Abstract:

BACKGROUND: Previous studies demonstrated that Tetramethylpyrazine can anti-hepatic fibrosis via inhibiting hepatic stellate cells proliferation, blocking the synthesis of type Ⅰ, Ⅲ collagen, as well as down-regulating the expression of connective tissue growth factor (CTGF), however, the detail mechanisms remains unclear.
OBJECTIVE: To investigate the effects of Tetramethylpyrazine on expression of CTGF and the role of p38 mitogen-activated protein kinase (p38MAPK) signal pathway in hepatic stellate cells (HSCs).
METHODS: HSCs were cultured in vitro, stimulated by transforming growth factor β1 (TGF-β1, 5 μg/L), and then, intervened by Tetramethylpyrazine and P38MAPK specific blocker SB203580. The expressions of CTGF and type Ⅰ collagen mRNA were measured by reverse transcription polymerase chain reaction. The phosphorylation of p38 MAPK was assessed by Western blotting.

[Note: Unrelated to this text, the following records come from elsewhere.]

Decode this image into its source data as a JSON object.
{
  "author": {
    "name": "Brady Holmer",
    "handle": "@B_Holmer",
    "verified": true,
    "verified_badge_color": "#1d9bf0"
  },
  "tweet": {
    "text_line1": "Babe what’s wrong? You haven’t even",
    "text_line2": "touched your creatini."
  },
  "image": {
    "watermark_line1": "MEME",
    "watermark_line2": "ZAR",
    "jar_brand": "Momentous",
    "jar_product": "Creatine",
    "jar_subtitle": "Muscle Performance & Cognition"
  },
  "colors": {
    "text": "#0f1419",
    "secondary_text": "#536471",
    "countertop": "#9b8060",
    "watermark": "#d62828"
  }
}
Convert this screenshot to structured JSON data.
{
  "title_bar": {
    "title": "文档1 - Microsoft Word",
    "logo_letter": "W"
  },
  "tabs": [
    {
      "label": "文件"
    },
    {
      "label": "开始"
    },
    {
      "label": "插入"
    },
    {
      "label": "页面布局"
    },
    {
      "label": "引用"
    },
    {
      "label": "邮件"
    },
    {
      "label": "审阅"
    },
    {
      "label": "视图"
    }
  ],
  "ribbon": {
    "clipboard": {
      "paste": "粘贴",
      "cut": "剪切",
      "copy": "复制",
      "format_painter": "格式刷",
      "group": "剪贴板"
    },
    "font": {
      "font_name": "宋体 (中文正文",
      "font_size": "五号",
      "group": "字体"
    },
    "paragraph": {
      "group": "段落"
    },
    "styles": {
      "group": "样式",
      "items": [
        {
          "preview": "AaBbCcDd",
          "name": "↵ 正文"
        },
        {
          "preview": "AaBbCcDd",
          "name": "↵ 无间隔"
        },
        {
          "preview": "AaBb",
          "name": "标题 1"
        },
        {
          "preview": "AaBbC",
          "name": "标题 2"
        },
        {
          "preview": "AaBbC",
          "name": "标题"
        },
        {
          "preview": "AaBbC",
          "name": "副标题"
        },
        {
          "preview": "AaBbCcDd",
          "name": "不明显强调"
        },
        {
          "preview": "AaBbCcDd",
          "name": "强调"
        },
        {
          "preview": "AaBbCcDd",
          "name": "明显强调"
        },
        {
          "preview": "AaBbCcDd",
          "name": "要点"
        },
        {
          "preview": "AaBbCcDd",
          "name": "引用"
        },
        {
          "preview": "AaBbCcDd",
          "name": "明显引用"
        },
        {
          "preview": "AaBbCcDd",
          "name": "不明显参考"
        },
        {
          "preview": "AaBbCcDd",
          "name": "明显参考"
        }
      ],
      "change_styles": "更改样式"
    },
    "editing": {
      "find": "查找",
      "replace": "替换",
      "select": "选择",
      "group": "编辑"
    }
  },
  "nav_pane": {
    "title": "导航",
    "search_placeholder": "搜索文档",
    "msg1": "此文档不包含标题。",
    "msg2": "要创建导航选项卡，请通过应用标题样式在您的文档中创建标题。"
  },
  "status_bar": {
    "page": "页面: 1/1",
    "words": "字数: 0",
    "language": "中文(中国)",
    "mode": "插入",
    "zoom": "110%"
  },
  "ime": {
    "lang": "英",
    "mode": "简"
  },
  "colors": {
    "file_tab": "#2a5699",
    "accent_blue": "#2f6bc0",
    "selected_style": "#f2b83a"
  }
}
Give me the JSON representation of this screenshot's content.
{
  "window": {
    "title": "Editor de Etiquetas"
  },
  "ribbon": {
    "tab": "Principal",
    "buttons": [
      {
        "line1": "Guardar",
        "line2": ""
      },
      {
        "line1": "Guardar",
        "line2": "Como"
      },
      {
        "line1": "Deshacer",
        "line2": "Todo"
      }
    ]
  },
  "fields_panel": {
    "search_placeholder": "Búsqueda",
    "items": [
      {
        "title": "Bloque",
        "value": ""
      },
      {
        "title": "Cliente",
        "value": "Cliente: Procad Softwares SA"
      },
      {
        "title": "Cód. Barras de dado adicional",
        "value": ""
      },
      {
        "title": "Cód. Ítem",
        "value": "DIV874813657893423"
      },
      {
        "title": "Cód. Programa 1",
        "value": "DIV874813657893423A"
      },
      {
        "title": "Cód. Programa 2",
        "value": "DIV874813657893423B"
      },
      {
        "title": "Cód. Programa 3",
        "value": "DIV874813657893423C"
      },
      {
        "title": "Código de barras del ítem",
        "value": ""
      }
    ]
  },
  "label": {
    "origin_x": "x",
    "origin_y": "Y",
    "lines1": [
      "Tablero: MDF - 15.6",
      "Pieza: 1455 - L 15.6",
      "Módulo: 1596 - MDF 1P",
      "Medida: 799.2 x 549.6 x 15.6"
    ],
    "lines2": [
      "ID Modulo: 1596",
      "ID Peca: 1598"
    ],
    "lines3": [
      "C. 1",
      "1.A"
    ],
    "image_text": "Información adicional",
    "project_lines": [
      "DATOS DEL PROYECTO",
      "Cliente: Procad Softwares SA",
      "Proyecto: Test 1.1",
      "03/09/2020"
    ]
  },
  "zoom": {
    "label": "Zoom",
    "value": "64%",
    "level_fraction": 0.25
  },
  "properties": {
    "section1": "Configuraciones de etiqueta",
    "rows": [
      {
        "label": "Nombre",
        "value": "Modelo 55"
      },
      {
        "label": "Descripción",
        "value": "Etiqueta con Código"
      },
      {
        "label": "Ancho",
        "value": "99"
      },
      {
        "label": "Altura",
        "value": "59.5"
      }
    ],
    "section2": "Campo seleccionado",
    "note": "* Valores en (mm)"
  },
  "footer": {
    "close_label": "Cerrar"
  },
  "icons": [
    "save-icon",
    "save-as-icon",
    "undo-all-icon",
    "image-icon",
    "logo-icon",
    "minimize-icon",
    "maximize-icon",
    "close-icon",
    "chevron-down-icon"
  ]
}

RESULTS AND CONCLUSION: Compared with the control group, TGF-β1-induced CTGF and type Ⅰ collagen gene expressions were obviously increased (P < 0.01). CTGF and type Ⅰ collagen expressions appeared decreased in varying degrees after the intervened by Tetramethylpyrazine and SB203580. But the Tetramethylpyrazine and Tetramethylpyrazine + SB203580 inhibited the expression of type Ⅰ collagen and CTGF mRNA higher than that of SB203580. Tetramethylpyrazine and SB203580 also significantly inhibited the phosphorylation p38MAPK protein expression (P < 0.01). The inhibitory effects were more obviously in the SB203580 and Tetramethylpyrazine + SB203580 groups. However, the differences between the SB203580 group and Tetramethylpyrazine + SB203580 had no significance (P > 0.05). Accordingly, it is supposed that Tetramethylpyrazine inhibits TGF-β1-induced CTGF gene expression, blocks type Ⅰ collagen mRNA synthesis, and its mechanism may be related to inhibition p38 MAPK signaling pathways. The role of anti-fibrosis may be multi-target.